House Sharing the Retirement Way
Note: This article is another part of an ongoing series of alternative housing arrangements.
While everyone’s definition of retirement may differ one thing is certain – Retirement should be a time in life where you do things in new and fresh ways. This is sort of like college and young adult life where you went from the easy security of your family’s home to something new. For many this meant sharing a house or apartment. It made sense then financially, and provided a supportive yet easy come and go arrangement.
Give House Sharing a Chance!
For similar reasons house or apartment sharing might make sense for retired couples and singles. This won’t work for everyone, and I’m sure some of you are rolling your eyes and saying “no way!” But give it a chance and at least look at some of the pros and cons. Make sure you are not dismissing it simply because you have become too set in your ways!
Financially, it May Make Sense
The financial reasons are obvious. With a limited retirement income you are looking for ways to bring the housing part of your expenses down to a more manageable level. A house or large apartment may be a better alternative to a small apartment or other options. You can manage the burden of a mortgage (maybe), taxes and maintenance with little left over for other things or you can share those expenses and use the saved funds for travel, hobbies, or whatever else. The situation is similar when renting. Two or more couples or singles can share a house a larger apartment for a fraction of the total rent.
Ideally a shared arrangement can provide a better supportive environment for everybody involved. There are simply more bodies to share the work. This can be as simple as watering the plants when someone is away to sharing cooking and maintenance activities. As people get older it can even help with handling illness and provide a more secure environment.
Sharing can help you get up and go when you want. Someone is usually there to watch the house, and the extra dollars you save can be used for all those activities you envisioned in retirement. This might include travel, hobbies, volunteer work, eating out occasionally at a fancy restaurant, etc…

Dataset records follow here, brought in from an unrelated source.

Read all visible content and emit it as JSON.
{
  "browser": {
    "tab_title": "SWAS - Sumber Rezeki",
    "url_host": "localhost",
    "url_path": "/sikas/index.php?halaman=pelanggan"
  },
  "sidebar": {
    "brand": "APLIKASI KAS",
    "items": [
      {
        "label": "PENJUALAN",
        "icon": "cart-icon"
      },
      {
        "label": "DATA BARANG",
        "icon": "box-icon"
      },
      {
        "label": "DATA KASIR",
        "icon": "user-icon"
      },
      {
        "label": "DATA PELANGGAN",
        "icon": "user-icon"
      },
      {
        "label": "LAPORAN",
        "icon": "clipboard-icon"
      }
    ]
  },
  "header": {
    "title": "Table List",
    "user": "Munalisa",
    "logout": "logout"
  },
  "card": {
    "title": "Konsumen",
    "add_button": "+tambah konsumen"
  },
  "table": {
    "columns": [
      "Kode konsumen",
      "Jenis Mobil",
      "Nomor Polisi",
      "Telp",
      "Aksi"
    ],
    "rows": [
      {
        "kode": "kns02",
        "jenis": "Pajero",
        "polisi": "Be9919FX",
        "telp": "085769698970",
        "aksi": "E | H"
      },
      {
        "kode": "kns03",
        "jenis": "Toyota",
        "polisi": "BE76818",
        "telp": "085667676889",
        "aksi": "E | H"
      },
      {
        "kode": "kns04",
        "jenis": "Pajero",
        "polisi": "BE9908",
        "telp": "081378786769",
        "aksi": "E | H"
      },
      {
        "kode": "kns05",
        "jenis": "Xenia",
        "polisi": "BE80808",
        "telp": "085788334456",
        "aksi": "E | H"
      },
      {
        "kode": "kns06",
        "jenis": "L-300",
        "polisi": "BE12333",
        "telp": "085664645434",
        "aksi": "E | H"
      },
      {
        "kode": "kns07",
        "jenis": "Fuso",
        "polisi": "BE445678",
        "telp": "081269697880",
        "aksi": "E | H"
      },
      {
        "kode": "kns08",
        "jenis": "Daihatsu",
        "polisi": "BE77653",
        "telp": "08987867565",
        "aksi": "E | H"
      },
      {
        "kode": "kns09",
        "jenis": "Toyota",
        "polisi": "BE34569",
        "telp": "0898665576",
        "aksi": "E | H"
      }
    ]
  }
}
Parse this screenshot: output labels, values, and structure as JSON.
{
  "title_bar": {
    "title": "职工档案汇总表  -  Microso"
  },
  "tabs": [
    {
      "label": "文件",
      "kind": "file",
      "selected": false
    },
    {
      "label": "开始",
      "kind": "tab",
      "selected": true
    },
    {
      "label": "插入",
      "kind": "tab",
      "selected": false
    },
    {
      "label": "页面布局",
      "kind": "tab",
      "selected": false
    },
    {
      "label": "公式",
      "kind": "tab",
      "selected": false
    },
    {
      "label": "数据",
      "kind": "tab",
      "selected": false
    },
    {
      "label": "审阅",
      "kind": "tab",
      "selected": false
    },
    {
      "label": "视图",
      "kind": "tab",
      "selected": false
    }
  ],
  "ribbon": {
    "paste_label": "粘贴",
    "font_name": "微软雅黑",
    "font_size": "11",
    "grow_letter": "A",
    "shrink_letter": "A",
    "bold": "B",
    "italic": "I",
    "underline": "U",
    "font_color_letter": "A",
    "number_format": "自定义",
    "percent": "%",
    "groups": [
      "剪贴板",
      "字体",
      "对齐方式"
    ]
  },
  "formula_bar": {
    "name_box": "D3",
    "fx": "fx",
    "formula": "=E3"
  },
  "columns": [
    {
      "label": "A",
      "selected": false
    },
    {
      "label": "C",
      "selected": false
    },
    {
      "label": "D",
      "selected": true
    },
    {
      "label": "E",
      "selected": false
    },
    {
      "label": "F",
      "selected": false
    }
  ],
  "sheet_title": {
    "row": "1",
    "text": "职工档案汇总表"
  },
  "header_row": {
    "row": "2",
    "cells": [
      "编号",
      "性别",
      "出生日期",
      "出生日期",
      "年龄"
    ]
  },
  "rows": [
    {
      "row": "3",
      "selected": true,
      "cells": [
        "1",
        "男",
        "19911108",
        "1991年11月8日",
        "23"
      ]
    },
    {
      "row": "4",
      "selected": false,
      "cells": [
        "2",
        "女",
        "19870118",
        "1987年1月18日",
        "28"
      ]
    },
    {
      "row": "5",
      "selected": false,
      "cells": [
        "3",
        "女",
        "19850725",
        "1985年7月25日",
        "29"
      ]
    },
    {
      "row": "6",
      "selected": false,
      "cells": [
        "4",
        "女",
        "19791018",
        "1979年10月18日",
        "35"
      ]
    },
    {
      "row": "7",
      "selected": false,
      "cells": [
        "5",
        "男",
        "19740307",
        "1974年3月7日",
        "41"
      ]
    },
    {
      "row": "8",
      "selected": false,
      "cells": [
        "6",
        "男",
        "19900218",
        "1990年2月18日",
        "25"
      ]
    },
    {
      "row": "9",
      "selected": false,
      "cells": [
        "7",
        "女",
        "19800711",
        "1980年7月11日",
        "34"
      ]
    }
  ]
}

Let’s consider a simple example. John and Mary Smith own a 4 bedroom McMansion in the suburbs. It has a couple bathrooms, and living and family room, and a rec room in the basement. It is too much house for two people and more urgently it saddles the Smith’s with a $2000 mortgage payment. Bob and Jane Jones love to travel and camp, but need a home base. George and Evelyn Public have roots in the Smith’s area but like to travel to Florida for three months a year.
Here we have a perfect sharing arrangement. Each couple could pay $667 a month. The house is big enough that when they want privacy one couple can go to the living room, one to the family room and one to the rec room. That really isn’t much of a problem anyway however because the Jones are hardly ever home, and even the Public’s are away three months a year. Obviously this is a simplified example but there are lots of possibilities out there.
It is important in a sharing arrangement to discuss and write down all the arrangements and responsibilities for each party in advance. Don’t forget the details like “Is smoking allowed?”, “Is drinking allowed?” or are there any quiet times. It also might be good to spell out in advance a procedure for misunderstandings.
I’ll explore more on this topic in a future article.